According to the framework of Absolute advantage empirical results show that international
trade does not eliminate productivity and therefore unit cost differences. Empirical analysis
ensures that the full cost benefit of the product is sustained and not converted into comparative
advantage in any way. Empirical results show that all sectors have consistently positive
deviations with International Business Transactions and accordingly international trade is a
mechanism This means that some countries formally enjoy gains, while others still feel the loss
systematically, and in doing so extend the instability of growth. The current analysis goes
against the concept of "International free trade" principles, advocating for harmonious and
mutually beneficial international transactions. In the present study the empirical analysis sheds
some light on the main causes of these inequalities, which must be regarded as the internal
nature of entrepreneurship designed to pursue greater profits, and which defines the terms of
national and international trade within the framework of absolute advantage.
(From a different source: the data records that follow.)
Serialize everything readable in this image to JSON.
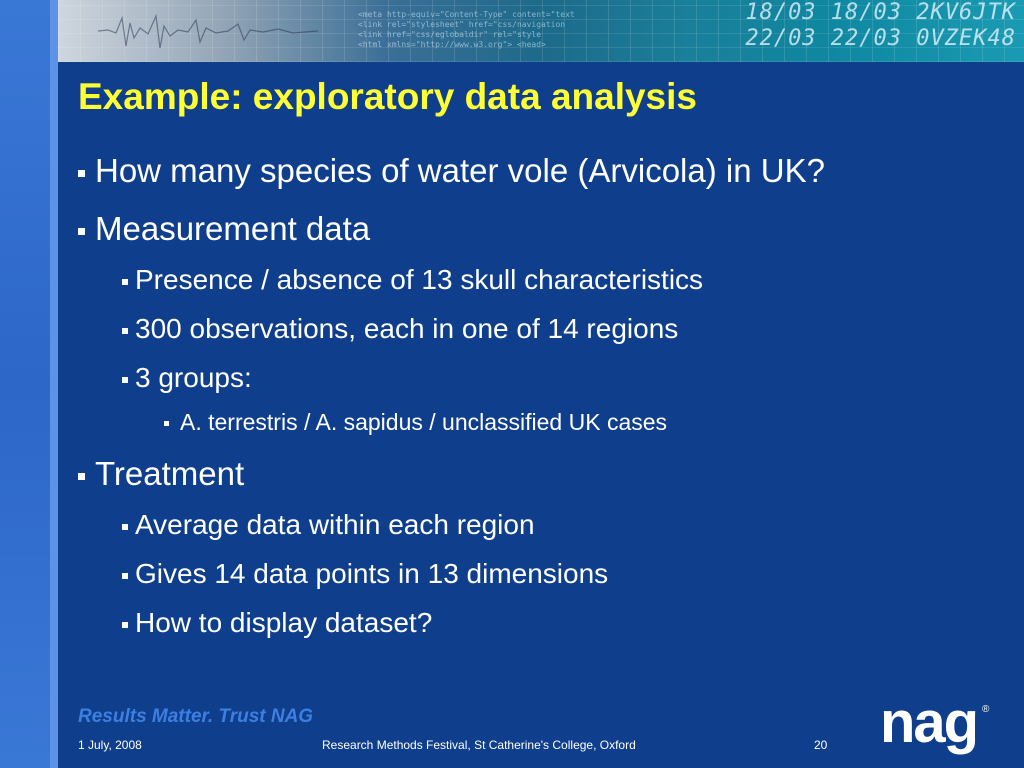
{
  "slide": {
    "title": "Example: exploratory data analysis",
    "bullets": [
      {
        "level": 1,
        "text": "How many species of water vole (Arvicola) in UK?"
      },
      {
        "level": 1,
        "text": "Measurement data"
      },
      {
        "level": 2,
        "text": "Presence / absence of 13 skull characteristics"
      },
      {
        "level": 2,
        "text": "300 observations, each in one of 14 regions"
      },
      {
        "level": 2,
        "text": "3 groups:"
      },
      {
        "level": 3,
        "text": "A. terrestris / A. sapidus / unclassified UK cases"
      },
      {
        "level": 1,
        "text": "Treatment"
      },
      {
        "level": 2,
        "text": "Average data within each region"
      },
      {
        "level": 2,
        "text": "Gives 14 data points in 13 dimensions"
      },
      {
        "level": 2,
        "text": "How to display dataset?"
      }
    ]
  },
  "banner": {
    "digits_line1": "18/03 18/03 2KV6JTK",
    "digits_line2": "22/03 22/03 0VZEK48"
  },
  "footer": {
    "tagline": "Results Matter. Trust NAG",
    "date": "1 July, 2008",
    "event": "Research Methods Festival, St Catherine's College, Oxford",
    "page_number": "20",
    "logo_text": "nag",
    "logo_mark": "®"
  },
  "colors": {
    "background": "#0f3f8c",
    "title": "#ffff33",
    "tagline": "#3d7fe0",
    "text": "#ffffff"
  }
}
According to the
concluding, unequal exchange makes trade rules worse and makes poor countries poorer and
richer. Of course, the analysis must be expanded to include all eurozone economies or other
groups of countries; Nevertheless, the results are not expected to differ statistically significant.

Based on the facts explained above, we can conclude that absolute good and comparative
benefit principles are less appropriate because they both bring together business ideas that focus
on one product and generate new ideas about the product. However, both theories are mostly
irrelevant because they do not consider other important factors, such as the cost of
transportation of merchandise and the dangers of free trade to the economy.

According to the both theories the relationship between international trade and economy,
Exports have an important role in this relation by allowing countries to incorporate
technological advancements and to get access to big and broader markets, that in turn will lead
to a better allocation of resources plus higher productivity gains, which will boost growth, in
addition exports allow a higher accumulation of foreign exchange reserves that can be used to
import high quality inputs. Imports also have an important role since is through them that
technological advancements are embodied in the production of domestic goods, leading to new
products and production standards, that will improve productivity and competitiveness. In this
paper, argued that international trade does not eliminate productivity and therefore unit cost
differences. The empirical analysis confirms that the absolute cost advantage in production
persists and by no means is transformed into comparative advantage.